For those who treat their cats like humans, Randi Warhol's realistic designs for Polydactyl are the friendliest treats for felines. These catnip-infused toys should inspire the meme: I Can Haz Eggroll? Piece to look out for: Egg Roll Cat Toy, $22.
Cigar box guitars and mixed-media assemblages are Patrick Hay's specialites. In his third year at Art for the Cash Poor, Hay promises his guitars will sound as cool as they look. Piece to look out for: cigar box guitar, $120.
"Peace, Love, Wiz-Wit." Nicole DuCoin fell in love with all things Philly while studying graphic design at Drexel. T-shirts and greeting cards emblazoned with cheesesteaks, pretzels and Ben Franklin are perfect for Philly fanatics.
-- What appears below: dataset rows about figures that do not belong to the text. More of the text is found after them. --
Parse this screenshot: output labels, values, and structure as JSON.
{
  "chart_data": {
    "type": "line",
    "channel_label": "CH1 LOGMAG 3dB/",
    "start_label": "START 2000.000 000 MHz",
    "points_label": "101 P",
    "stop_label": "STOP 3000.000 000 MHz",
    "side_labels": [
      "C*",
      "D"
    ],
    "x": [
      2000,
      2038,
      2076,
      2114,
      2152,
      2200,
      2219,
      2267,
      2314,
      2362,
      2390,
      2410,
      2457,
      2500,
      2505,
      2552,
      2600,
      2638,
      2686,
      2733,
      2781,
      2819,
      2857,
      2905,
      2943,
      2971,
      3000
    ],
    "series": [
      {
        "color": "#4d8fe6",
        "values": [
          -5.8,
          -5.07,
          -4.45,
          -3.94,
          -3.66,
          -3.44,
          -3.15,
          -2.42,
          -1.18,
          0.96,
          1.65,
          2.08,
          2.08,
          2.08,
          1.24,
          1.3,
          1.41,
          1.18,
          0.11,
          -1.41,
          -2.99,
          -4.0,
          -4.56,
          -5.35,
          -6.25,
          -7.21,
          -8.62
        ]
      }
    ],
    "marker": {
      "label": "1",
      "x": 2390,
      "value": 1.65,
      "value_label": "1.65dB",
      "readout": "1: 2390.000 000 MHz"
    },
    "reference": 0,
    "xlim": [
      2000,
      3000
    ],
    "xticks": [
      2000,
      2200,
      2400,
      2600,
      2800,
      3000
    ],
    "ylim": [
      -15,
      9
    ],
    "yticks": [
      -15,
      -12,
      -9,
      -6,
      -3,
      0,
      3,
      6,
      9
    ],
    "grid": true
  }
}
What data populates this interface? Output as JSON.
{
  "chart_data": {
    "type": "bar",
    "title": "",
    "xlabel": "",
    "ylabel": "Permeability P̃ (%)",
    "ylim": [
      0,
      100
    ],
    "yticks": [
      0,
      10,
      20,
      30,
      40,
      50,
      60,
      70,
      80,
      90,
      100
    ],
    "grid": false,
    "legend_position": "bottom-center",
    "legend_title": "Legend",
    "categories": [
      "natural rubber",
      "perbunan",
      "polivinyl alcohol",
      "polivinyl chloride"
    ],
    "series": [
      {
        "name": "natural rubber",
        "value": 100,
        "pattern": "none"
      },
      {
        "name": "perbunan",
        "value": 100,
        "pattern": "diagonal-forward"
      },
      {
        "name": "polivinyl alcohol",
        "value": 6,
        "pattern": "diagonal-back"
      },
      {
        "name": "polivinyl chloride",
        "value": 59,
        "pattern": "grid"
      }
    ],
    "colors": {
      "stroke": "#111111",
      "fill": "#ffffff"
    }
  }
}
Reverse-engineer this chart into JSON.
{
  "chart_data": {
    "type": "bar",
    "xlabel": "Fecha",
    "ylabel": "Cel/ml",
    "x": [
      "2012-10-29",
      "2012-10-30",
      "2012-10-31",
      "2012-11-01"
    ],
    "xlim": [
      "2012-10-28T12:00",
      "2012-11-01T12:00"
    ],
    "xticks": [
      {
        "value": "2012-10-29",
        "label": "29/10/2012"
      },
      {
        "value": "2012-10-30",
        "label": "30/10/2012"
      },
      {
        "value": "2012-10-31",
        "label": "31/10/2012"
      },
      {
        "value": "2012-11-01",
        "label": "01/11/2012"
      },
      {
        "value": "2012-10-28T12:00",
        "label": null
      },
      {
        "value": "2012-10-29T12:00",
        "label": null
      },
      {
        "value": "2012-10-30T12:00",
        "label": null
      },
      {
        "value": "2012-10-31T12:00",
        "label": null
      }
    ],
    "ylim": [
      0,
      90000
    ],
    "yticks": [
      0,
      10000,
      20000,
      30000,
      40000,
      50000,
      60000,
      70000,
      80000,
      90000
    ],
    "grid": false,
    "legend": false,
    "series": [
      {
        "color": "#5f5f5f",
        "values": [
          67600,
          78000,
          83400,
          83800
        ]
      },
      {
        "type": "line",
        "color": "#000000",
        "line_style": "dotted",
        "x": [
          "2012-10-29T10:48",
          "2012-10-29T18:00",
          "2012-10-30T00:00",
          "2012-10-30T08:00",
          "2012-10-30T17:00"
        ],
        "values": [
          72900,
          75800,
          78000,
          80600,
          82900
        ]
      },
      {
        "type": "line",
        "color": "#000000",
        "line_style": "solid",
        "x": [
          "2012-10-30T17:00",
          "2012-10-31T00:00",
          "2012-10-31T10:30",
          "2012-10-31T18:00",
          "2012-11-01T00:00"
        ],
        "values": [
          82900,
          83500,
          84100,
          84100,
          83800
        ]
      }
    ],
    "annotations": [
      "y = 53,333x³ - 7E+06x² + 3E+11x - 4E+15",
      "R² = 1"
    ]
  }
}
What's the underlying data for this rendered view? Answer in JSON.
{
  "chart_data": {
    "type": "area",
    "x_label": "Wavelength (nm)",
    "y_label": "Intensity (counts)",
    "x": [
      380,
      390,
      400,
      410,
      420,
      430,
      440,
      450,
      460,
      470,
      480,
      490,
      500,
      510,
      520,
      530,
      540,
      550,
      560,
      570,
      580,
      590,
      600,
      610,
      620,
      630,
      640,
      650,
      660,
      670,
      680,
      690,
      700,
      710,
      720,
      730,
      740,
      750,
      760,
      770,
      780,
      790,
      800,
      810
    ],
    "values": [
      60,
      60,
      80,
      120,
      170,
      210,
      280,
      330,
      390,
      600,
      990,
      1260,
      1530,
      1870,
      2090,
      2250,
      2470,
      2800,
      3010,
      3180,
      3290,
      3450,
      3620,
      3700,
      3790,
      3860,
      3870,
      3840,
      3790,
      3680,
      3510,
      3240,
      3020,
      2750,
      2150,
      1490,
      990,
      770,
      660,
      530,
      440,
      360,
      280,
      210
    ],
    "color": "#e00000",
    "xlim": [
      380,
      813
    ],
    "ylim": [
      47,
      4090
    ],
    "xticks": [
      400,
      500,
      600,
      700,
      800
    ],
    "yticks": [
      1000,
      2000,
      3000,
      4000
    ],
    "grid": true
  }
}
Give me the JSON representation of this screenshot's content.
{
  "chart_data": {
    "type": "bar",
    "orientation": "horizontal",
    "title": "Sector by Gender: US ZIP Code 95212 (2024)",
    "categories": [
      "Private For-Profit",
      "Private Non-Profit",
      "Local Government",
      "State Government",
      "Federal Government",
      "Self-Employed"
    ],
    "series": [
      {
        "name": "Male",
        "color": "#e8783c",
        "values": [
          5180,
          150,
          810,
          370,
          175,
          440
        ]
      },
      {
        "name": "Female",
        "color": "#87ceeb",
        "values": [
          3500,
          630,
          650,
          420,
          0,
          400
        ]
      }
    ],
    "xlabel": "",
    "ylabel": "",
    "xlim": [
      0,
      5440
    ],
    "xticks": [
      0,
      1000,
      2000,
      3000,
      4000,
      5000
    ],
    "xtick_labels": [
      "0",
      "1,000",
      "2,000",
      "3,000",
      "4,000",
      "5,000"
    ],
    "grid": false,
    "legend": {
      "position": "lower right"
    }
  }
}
Piece to look out for: set of coasters, $8.
Chase Brown's creations prove there's no better way to store your booze than a handmade, ceramic flask. Pricing for flasks and pendants may vary in terms of size. Piece to look out for: handmade vodka flask, $31.
Ramchandani's affinity for jewelry started at the Pratt Institute, and she went on to receive her MFA in Metals and Jewelry at Temple's Tyler School of Art. For her second year at Art for the Cash Poor, Ramchandani will be selling her uber-geometric jewelry on both Saturday and Sunday. Piece to look out for: log pendant, $120.
Philly native and University of the Arts educator Laurel Schwass-Drew designs, prints and produces her t-shirts and hand-dyed scarves. The "Robo-Squirrel" t-shirt design was made as a peace offering to the pesky squirrels in her garden (which apparently left her flower bulbs alone after it was printed.) Piece to look out for: Robo-Squirrel t-shirt, $20.
Philly painter Mat Tomezsko will be selling works from his new series of colorful, highly texturized spray-paint paintings on canvas. Tomezsko draws inspiration from the urban experience. One of his acrylics is named Here We Are On Lonely Ass American Street. Piece to look out for: Hawkish, $150.